Georgina Campbell (of the eponymous guides) did not appear to be in agreement when in 2012 she worried that a lot of good places would go down with the economy. Then, in 2013, she complained about peeling decor and poor service.

This week she was back to launch the latest edition of her long-standing, and very useful, guide to Irish hospitality and with it brought a line about “amazingly bad service”. “We’ve encountered some quite shocking experiences around the country,” she explained.

This set the mind racing. Shocking service? Did a chef pick the fly from their soup with his fingers? Did a waiter emerge from the toilet while wiping his hands on his trousers and holding their bread between his teeth? Did a hotel manager mistake them for that so-and-so who gave them one-star on TripAdvisor?

None of that. It turned out that a four-star hotel had seated them for dinner at a dirty table. And repeated the mistake at breakfast the next morning, although not necessarily at a table of their own crumbs from the night before. So, you know, annoying, but hardly shocking enough to cause one to drop one’s monocle in the Bellini.

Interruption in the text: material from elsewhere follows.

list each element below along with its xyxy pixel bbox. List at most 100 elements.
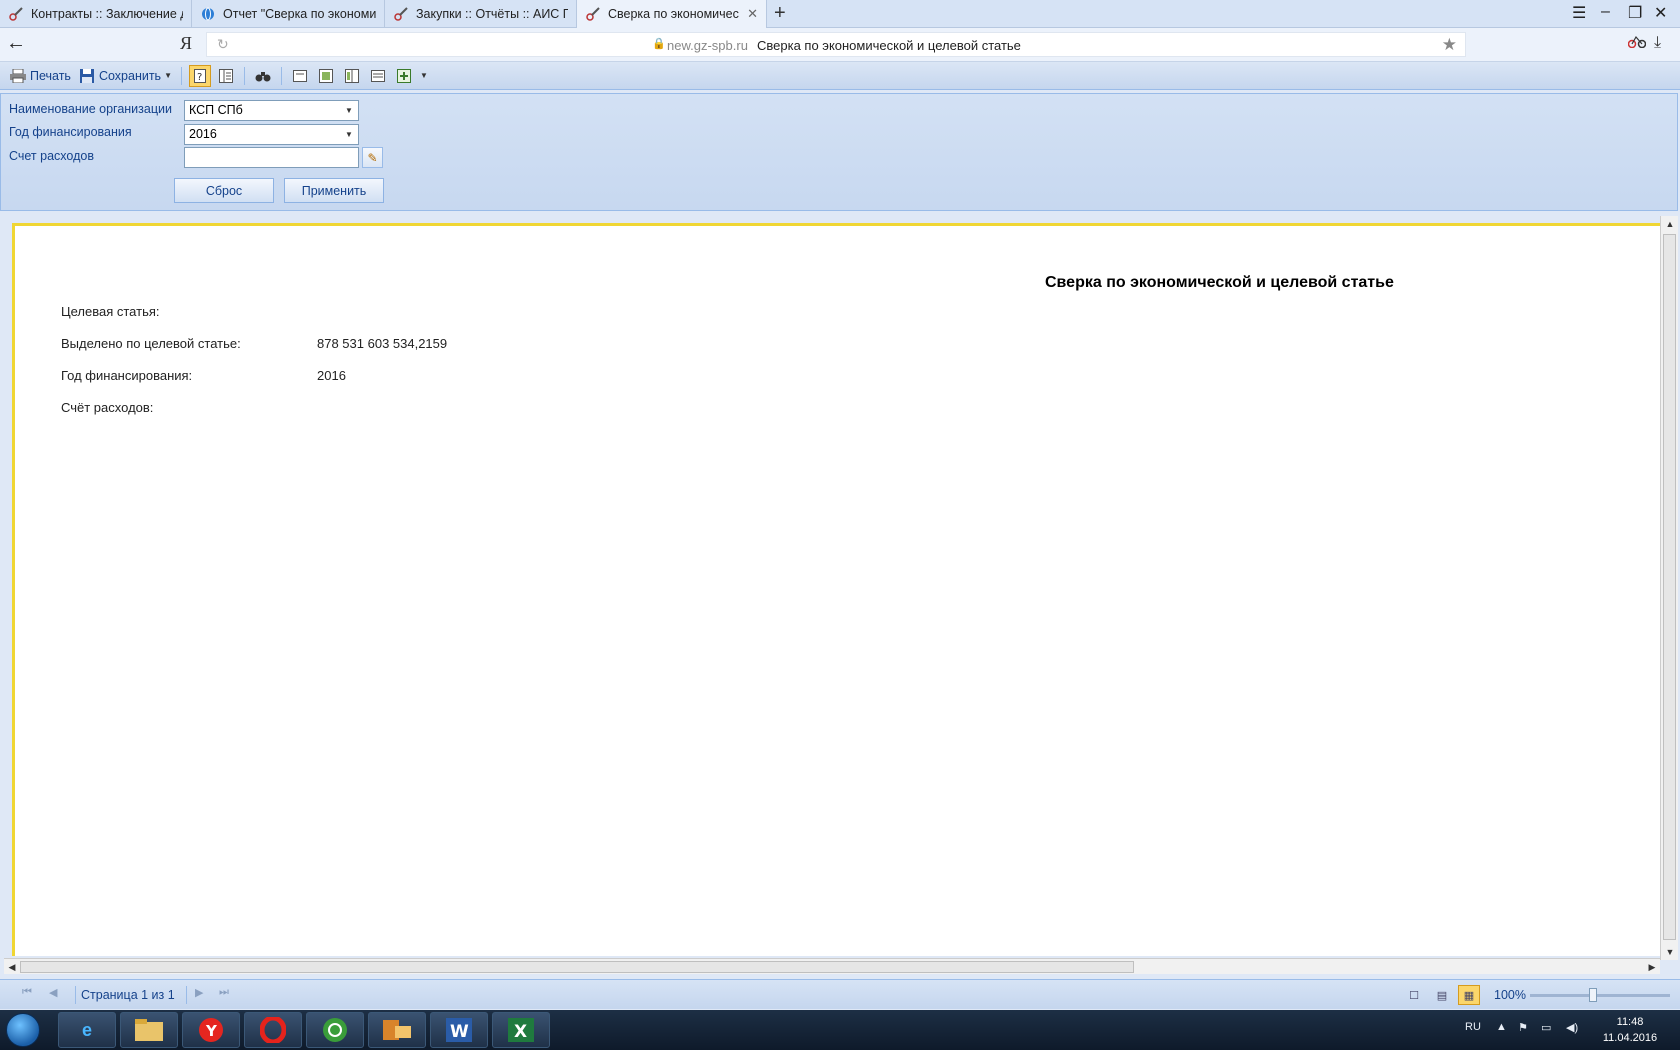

Campbell’s point was that training was key – which, extraordinarily, coincided with the fact that she’s now involved in hospitality-training programmes of her own.

Still, you wouldn’t fancy encountering what her reviewers experienced. And it seems only right to at least point out some general deficiency in standards, although even Campbell says these are only isolated incidents, as if there are pockets of crumb-ridden resistance yet to be crushed.

But perhaps it was the hint of cynicism in the publicity drive that had me feeling a little resistant to the suggestion that we should eradicate bad service once and for all, for the sake of the country’s reputation.

Because some of the most memorable meals and stays I’ve had have featured bad service. I remember the meal in Paris during which the waitress threw cutlery at us as if we were pinned to a revolving board at the circus. I remember an Edinburgh B&B in which we found the grandfather asleep in a bed in the kitchen.

There was a recent Dublin meal in which the waiter’s realisation of how bad he was triggered repeated, minute- by-minute apologies that only made the service worse.

You remember the good meals, but you never forget the bad ones either. All the ones in between are as quickly forgotten as eaten bread – unless you lost a tooth to the bread because it was so stale.

Bad service starts off as annoying, and is then enraging (and expensive), but eventually softens into a half-decent story and a laugh. Bad service is what makes for the most readable reviews. Without bad service there would be no real appreciation of great service.

But, most importantly, without bad service there would be nothing to talk about at hospitality-guide launches. And that would be the greatest tragedy of all.